In February 2001, Acqua purchased 198,594 shares, with net proceeds to the
Company of $895,000.

(b) Warrants

In April 1997, the Company issued a warrant to an investor relations
consultant for the purchase of up to 150,000 shares of the Company's common
stock for a price of $6.50 per share expiring in April 2002. These warrants were
valued at $500,000 in accordance with SFAS No. 123 and were expensed ratably
over the one-year term of the agreement. The Company expensed $150,000 as a
component of selling, general and administrative expense on the accompanying
statement of operations for the year ended December 31, 1998. In 1999, these
warrants were repriced to $2.50 per share and an additional $72,000 was recorded
as a component of selling, general and administrative expenses in 1999 for the
repricing. In 2000, all such warrants were exercised, providing proceeds to the
Company of $375,000.

F-12
39
MATRITECH, INC.

NOTES TO CONSOLIDATED FINANCIAL STATEMENTS -- (CONTINUED)

In May 1997, in connection with a private placement, the Company issued to
the placement agent a warrant to purchase 245,761 shares of common stock at $5
per share. In 1999, these warrants were repriced to $2.50 per share and $87,000
was recorded as a component of selling, general and administrative expenses in
1999 for the repricing. In 2000, 214,594 of these warrants were exercised,
providing proceeds to the Company of $536,000.
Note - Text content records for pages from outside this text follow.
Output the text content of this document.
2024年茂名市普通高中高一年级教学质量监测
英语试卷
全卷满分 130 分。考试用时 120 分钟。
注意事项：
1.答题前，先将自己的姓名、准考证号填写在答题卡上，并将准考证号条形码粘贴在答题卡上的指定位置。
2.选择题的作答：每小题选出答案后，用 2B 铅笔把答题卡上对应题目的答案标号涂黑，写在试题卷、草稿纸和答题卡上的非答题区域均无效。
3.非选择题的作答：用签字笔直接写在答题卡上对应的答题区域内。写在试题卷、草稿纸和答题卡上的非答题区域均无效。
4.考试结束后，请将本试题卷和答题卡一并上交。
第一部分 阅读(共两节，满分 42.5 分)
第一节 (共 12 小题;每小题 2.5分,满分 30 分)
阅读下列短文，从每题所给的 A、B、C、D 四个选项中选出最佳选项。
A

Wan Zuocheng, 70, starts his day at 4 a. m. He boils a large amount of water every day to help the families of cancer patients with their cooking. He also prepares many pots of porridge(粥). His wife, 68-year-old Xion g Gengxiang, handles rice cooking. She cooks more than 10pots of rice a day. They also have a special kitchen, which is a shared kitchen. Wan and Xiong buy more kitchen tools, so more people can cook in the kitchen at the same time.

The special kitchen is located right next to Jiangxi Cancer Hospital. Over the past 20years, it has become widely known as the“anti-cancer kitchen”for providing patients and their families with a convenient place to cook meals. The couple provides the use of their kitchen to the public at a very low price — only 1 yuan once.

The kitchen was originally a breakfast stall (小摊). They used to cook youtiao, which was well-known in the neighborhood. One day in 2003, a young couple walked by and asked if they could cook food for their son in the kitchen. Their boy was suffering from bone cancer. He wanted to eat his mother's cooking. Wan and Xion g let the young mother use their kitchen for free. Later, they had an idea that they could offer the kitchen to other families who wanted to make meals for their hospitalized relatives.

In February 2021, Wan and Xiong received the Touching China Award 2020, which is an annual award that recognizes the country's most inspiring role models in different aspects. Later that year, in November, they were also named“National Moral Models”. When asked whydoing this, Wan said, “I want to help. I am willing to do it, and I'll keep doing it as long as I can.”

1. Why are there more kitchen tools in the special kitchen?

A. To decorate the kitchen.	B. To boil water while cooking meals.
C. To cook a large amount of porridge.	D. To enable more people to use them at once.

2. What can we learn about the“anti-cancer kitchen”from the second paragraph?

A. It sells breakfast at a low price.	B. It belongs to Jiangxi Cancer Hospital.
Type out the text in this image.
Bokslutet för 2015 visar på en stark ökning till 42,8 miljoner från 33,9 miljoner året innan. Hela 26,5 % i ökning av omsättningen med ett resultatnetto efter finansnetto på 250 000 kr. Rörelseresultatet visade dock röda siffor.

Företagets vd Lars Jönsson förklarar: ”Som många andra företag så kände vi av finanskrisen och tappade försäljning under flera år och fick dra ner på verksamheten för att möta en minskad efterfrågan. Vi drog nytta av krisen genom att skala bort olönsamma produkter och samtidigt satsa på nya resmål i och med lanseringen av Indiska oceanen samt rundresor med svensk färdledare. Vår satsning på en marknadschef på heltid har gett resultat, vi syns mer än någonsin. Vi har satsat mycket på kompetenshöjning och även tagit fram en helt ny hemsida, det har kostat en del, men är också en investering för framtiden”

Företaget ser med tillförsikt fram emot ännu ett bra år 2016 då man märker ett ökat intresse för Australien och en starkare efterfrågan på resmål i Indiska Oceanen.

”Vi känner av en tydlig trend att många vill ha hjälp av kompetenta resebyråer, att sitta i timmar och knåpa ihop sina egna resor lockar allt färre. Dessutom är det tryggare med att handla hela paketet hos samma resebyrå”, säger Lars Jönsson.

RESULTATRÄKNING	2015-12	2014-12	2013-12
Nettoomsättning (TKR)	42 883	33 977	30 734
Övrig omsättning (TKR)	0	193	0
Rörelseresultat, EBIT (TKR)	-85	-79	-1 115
In July 2000, the Company issued a fully vested, nonforfeitable warrant to
an investor relations consultant for the purchase of up to 450,000 shares of the
Company's common stock for a price of $2.50 per share expiring in July 2005.
These warrants were valued at $2.0 million in accordance with SFAS No. 123 and
are being expensed ratably over the one-year term of the agreement. The Company
expensed $1.0 million as a component of selling, general and administrative
expense on the accompanying statement of operations for the year ended December
31, 2000. In December 2000, 200,000 of these warrants were exercised, providing
proceeds to the Company of $500,000.

(c) Stock Option and Purchase Plans

The Company has granted incentive and nonqualified options under its 1988
and 1992 option plans and the 1992 Directors' Plan. All option grants, prices
and vesting periods are determined by the Board of Directors. Incentive stock
options must be granted at a price not less than the fair market value on the
date of grant.

There are 1,346,840 common shares available for future grants under
existing option plans at December 31, 2000. The following table summarizes stock
option activity:



WEIGHTED
NUMBER OPTION PRICE AVERAGE PRICE
OF OPTIONS PER SHARE PER SHARE
---------- -------------- ---------------

Options outstanding, December 31, 1997..... 1,046,945 $0.82 - $13.13 6.09
Granted.................................. 320,725 1.44 - 4.38 2.31
Exercised................................ (43,513) 0.82 - 4.00 1.19
Terminated............................... (114,997) 0.82 - 13.13 6.14
--------- -------------- -----
Options outstanding, December 31, 1998..... 1,209,160 1.37 - 13.13 5.31
Granted.................................. 472,670 0.84 - 3.69 1.82
Exercised................................ (27,427) 1.37 - 2.44 1.78
Terminated............................... (221,148) 1.34 - 10.63 3.30
--------- -------------- -----
Options outstanding, December 31, 1999..... 1,433,255 0.84 - 13.13 4.47
Granted.................................. 124,206 1.16 - 7.88 4.54
Exercised................................ (188,204) 1.16 - 7.88 2.42
Terminated............................... (97,107) 1.16 - 13.13 7.10
--------- -------------- -----
Options outstanding, December 31, 2000..... 1,272,150 $0.84 - $13.13 $4.58
========= ============== =====
Options exercisable, December 31, 2000..... 827,348 $0.84 - $13.13 $5.76
========= ============== =====
Options exercisable, December 31, 1999..... 760,701 $1.44 - $13.13 $5.92
========= ============== =====
Options exercisable, December 31, 1998..... 606,221 $1.37 - $13.13 $5.92
========= ============== =====


F-13
40
MATRITECH, INC.

NOTES TO CONSOLIDATED FINANCIAL STATEMENTS -- (CONTINUED)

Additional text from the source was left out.